A month later, on Aug 14, WBL announced a third-quarter net loss of $27.3 million, adversely affected by impairment of $26.6 million on assets relating to its precision manufacturing business in Thailand. 'If a company executive is in possession of sensitive information that is not known to the market, he should not be allowed to trade in those securities,' Justice Lai said.

She ruled that Mr Lew had flouted insider trading laws, under Section 218 of the Securities and Futures Act, and is liable to pay a civil penalty of a sum not exceeding three times the amount of loss avoided or $50,000, whichever is the greater. But, as Mr Lew's closing submissions did not address the issue of the civil penalty, Justice Lai said she will hear the parties on this issue - and on the issue of costs - at a later date.

MAS is asking for the highest civil penalty to be imposed, which is three times the loss avoided by Mr Lew because he contravened insider trading laws. MAS deems the loss to be the difference in the price at which Mr Lew sold the shares - ie. $4.98 - and the price at which he could have sold his shares if he adhered to the law - ie. if he had sold his shares after WBL made the profit announcement, when the average price of the shares was $4.68. MAS contends he avoided a loss of $27,000 - which is the difference of $0.30 multiplied by the 90,000 shares Mr Lew sold - and that the highest civil penalty would be three times of that, or $81,000.

MAS's assistant managing director of the Capital Markets group, Leo Mun Wai, said of the judgment: 'Insider trading unfairly tilts the playing field against other market participants and undermines investor confidence in the integrity of our capital markets.

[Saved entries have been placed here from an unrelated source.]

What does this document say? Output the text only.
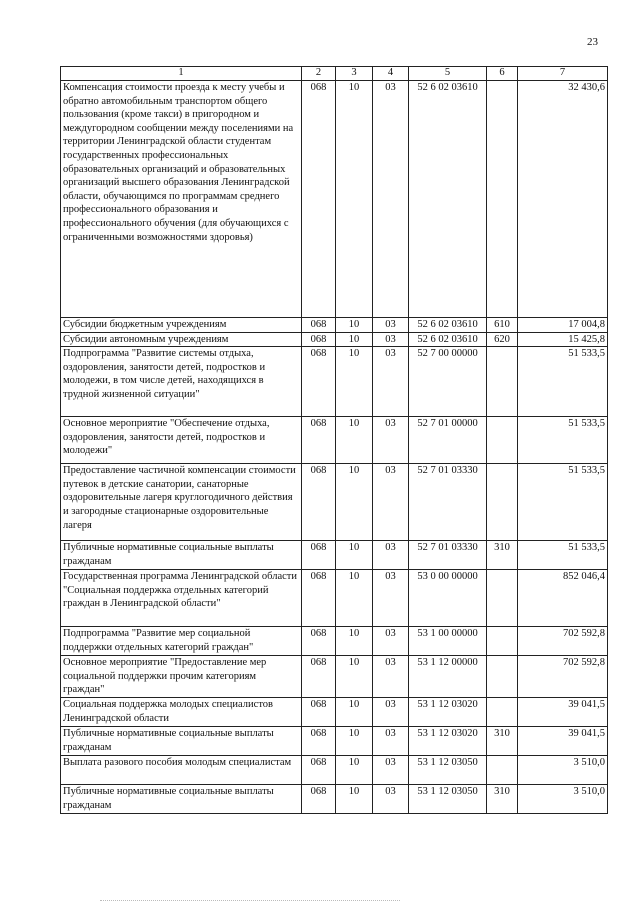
23
1	2	3	4	5	6	7
Компенсация стоимости проезда к месту учебы и обратно автомобильным транспортом общего пользования (кроме такси) в пригородном и междугородном сообщении между поселениями на территории Ленинградской области студентам государственных профессиональных образовательных организаций и образовательных организаций высшего образования Ленинградской области, обучающимся по программам среднего профессионального образования и профессионального обучения (для обучающихся с ограниченными возможностями здоровья)	068	10	03	52 6 02 03610		32 430,6
Субсидии бюджетным учреждениям	068	10	03	52 6 02 03610	610	17 004,8
Субсидии автономным учреждениям	068	10	03	52 6 02 03610	620	15 425,8
Подпрограмма "Развитие системы отдыха, оздоровления, занятости детей, подростков и молодежи, в том числе детей, находящихся в трудной жизненной ситуации"	068	10	03	52 7 00 00000		51 533,5
Основное мероприятие "Обеспечение отдыха, оздоровления, занятости детей, подростков и молодежи"	068	10	03	52 7 01 00000		51 533,5
Предоставление частичной компенсации стоимости путевок в детские санатории, санаторные оздоровительные лагеря круглогодичного действия и загородные стационарные оздоровительные лагеря	068	10	03	52 7 01 03330		51 533,5
Публичные нормативные социальные выплаты гражданам	068	10	03	52 7 01 03330	310	51 533,5
Государственная программа Ленинградской области "Социальная поддержка отдельных категорий граждан в Ленинградской области"	068	10	03	53 0 00 00000		852 046,4
Подпрограмма "Развитие мер социальной поддержки отдельных категорий граждан"	068	10	03	53 1 00 00000		702 592,8
Основное мероприятие "Предоставление мер социальной поддержки прочим категориям граждан"	068	10	03	53 1 12 00000		702 592,8
Социальная поддержка молодых специалистов Ленинградской области	068	10	03	53 1 12 03020		39 041,5
Публичные нормативные социальные выплаты гражданам	068	10	03	53 1 12 03020	310	39 041,5
Выплата разового пособия молодым специалистам	068	10	03	53 1 12 03050		3 510,0
Публичные нормативные социальные выплаты гражданам	068	10	03	53 1 12 03050	310	3 510,0
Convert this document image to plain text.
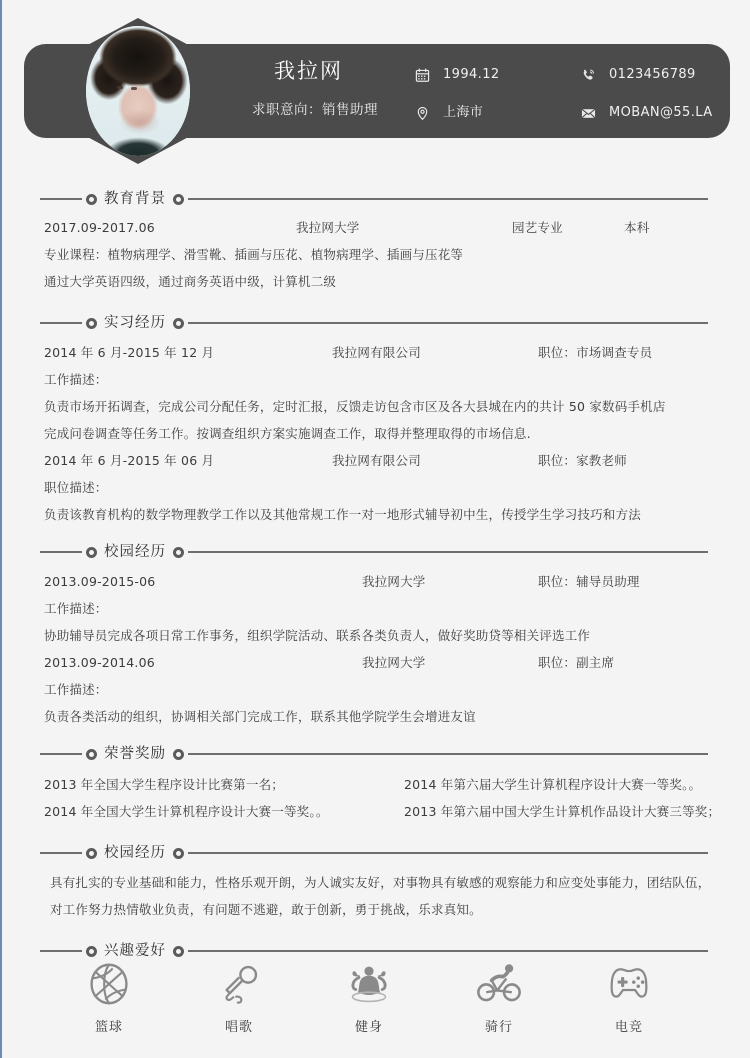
我拉网
求职意向：销售助理
1994.12
上海市
0123456789
MOBAN@55.LA
教育背景
2017.09-2017.06	我拉网大学	园艺专业	本科
专业课程：植物病理学、滑雪靴、插画与压花、植物病理学、插画与压花等
通过大学英语四级，通过商务英语中级，计算机二级
实习经历
2014 年 6 月-2015 年 12 月	我拉网有限公司	职位：市场调查专员
工作描述：
负责市场开拓调查，完成公司分配任务，定时汇报，反馈走访包含市区及各大县城在内的共计 50 家数码手机店
完成问卷调查等任务工作。按调查组织方案实施调查工作，取得并整理取得的市场信息.
2014 年 6 月-2015 年 06 月	我拉网有限公司	职位：家教老师
职位描述：
负责该教育机构的数学物理教学工作以及其他常规工作一对一地形式辅导初中生，传授学生学习技巧和方法
校园经历
2013.09-2015-06	我拉网大学	职位：辅导员助理
工作描述：
协助辅导员完成各项日常工作事务，组织学院活动、联系各类负责人，做好奖助贷等相关评选工作
2013.09-2014.06	我拉网大学	职位：副主席
工作描述：
负责各类活动的组织，协调相关部门完成工作，联系其他学院学生会增进友谊
荣誉奖励
2013 年全国大学生程序设计比赛第一名；	2014 年第六届大学生计算机程序设计大赛一等奖。。
2014 年全国大学生计算机程序设计大赛一等奖。。	2013 年第六届中国大学生计算机作品设计大赛三等奖；
校园经历
具有扎实的专业基础和能力，性格乐观开朗，为人诚实友好，对事物具有敏感的观察能力和应变处事能力，团结队伍，
对工作努力热情敬业负责，有问题不逃避，敢于创新，勇于挑战，乐求真知。
兴趣爱好
篮球	唱歌	健身	骑行	电竞
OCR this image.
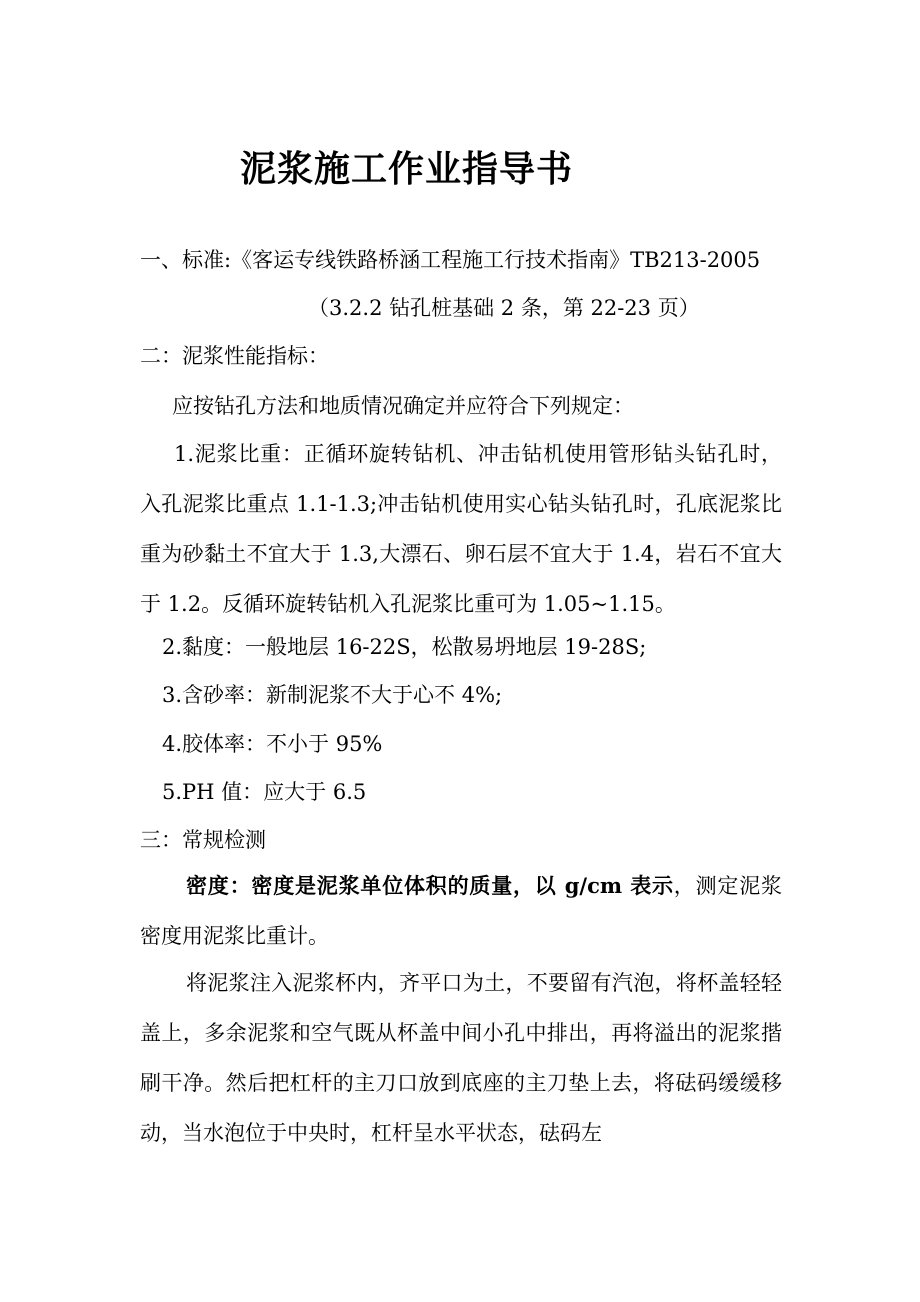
泥浆施工作业指导书

一、标准:《客运专线铁路桥涵工程施工行技术指南》TB213-2005

（3.2.2 钻孔桩基础 2 条，第 22-23 页）

二：泥浆性能指标：

应按钻孔方法和地质情况确定并应符合下列规定：

1.泥浆比重：正循环旋转钻机、冲击钻机使用管形钻头钻孔时，入孔泥浆比重点 1.1-1.3;冲击钻机使用实心钻头钻孔时，孔底泥浆比重为砂黏土不宜大于 1.3,大漂石、卵石层不宜大于 1.4，岩石不宜大于 1.2。反循环旋转钻机入孔泥浆比重可为 1.05~1.15。

2.黏度：一般地层 16-22S，松散易坍地层 19-28S;

3.含砂率：新制泥浆不大于心不 4%;

4.胶体率：不小于 95%

5.PH 值：应大于 6.5

三：常规检测

密度：密度是泥浆单位体积的质量，以 g/cm 表示，测定泥浆密度用泥浆比重计。

将泥浆注入泥浆杯内，齐平口为土，不要留有汽泡，将杯盖轻轻盖上，多余泥浆和空气既从杯盖中间小孔中排出，再将溢出的泥浆揩刷干净。然后把杠杆的主刀口放到底座的主刀垫上去，将砝码缓缓移动，当水泡位于中央时，杠杆呈水平状态，砝码左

As this case demonstrates, MAS will use every effort and resource to enforce our insider trading laws'.

MAS is represented by Senior Counsel Cavinder Bull from Drew & Napier, while Mr Lew is represented by Senior Counsel Thio Shen Yi from TSMP Law Corp, in this case. This was the first civil suit brought by the MAS to court. Since then, it has filed a claim against Tan Chong Koay and Pheim Asset Management Sdn Bhd for false trading and market rigging of United Envirotech shares in late-2004. The latter case is still ongoing.